While BJP's ideological leanings are up for a debate, Kejriwal shrewdly doesn't shy away from subtly establishing his connection with the majoritarians of the country, the Hindus.
Image Credit: Facebook/Arvind Kejriwal
Gone are the days of reciting Hanuman Chalisa on television show during Delhi elections, now Kejriwal is demanding the Modi government to imprint the pictures of Lakshmi and Ganesha (Hindu God and Goddess) on the currency notes, of course alongside 'Bapu' or Father of the Nation Mahatma Gandhi.

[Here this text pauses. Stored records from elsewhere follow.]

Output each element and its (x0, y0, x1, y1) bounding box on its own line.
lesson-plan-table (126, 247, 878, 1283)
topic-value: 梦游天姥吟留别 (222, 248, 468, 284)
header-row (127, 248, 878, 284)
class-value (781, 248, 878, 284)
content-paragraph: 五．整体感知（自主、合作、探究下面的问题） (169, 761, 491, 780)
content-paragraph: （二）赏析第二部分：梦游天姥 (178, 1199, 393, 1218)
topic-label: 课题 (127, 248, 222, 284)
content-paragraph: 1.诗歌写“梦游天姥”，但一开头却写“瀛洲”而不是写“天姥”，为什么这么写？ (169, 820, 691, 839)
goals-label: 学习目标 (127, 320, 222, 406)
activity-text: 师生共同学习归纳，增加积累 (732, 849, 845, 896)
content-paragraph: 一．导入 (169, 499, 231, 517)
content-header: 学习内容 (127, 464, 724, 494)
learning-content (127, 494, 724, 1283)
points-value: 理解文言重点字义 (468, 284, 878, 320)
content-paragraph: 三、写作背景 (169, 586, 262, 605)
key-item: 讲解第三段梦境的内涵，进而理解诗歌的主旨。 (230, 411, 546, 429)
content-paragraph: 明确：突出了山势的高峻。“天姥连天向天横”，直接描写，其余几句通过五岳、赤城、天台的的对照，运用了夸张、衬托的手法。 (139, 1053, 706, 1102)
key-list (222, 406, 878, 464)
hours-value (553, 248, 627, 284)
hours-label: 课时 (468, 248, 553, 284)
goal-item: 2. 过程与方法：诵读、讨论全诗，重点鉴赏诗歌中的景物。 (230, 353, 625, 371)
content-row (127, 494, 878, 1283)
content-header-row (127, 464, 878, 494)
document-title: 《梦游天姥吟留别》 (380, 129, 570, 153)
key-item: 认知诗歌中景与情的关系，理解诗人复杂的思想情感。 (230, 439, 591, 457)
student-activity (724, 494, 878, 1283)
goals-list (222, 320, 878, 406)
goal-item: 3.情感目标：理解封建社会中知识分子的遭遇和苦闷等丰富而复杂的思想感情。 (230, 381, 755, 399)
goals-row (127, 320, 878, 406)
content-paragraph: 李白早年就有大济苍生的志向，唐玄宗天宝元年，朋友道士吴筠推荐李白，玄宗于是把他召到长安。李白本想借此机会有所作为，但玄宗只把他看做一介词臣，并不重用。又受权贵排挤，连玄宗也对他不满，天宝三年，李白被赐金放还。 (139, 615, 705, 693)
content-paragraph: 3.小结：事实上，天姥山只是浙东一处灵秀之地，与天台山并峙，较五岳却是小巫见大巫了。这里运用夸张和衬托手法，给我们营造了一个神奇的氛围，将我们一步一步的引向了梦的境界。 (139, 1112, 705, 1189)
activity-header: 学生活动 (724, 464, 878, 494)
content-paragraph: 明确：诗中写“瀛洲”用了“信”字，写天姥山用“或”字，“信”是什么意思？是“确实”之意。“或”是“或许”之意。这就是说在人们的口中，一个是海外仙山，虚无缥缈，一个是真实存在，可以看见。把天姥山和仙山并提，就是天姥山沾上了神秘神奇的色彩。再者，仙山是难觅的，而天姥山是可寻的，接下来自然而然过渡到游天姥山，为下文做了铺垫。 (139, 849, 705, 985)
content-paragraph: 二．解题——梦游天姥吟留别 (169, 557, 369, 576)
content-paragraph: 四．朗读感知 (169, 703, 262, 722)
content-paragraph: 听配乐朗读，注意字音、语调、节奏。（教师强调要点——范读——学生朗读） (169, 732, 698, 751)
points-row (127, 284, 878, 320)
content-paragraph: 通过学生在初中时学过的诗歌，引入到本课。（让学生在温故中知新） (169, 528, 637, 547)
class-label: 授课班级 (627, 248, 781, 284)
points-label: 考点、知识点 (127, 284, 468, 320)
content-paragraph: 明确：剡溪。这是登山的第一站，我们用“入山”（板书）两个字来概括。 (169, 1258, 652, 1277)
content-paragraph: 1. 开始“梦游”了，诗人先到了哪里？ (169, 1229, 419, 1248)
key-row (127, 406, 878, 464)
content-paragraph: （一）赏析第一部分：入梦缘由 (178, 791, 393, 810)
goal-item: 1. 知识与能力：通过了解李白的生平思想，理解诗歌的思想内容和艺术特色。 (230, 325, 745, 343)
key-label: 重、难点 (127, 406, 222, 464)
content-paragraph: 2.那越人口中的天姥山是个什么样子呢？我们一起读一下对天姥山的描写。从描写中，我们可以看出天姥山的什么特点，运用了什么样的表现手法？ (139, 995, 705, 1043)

Political analyst Praveen Rai says, "Kejriwal has been raising the Hindu identity card for electoral benefits and Gujarat seems to be becoming a laboratory for the AAP to churn out an alternative Hindutva model."
Clubbing his attack on the Modi government on its economic front along with Hindu sentiments undoubtedly makes Kejriwal an unfathomable enemy for the BJP, which is battling the 27-year anti-incumbency in Gujarat.
Rai adds, "The demand for including the pictures of goddess Lakshmi and Ganesh in currency notes is a good strategy for appropriating Hindu gods but it will not provide it the religious traction to capture majoritarian votes."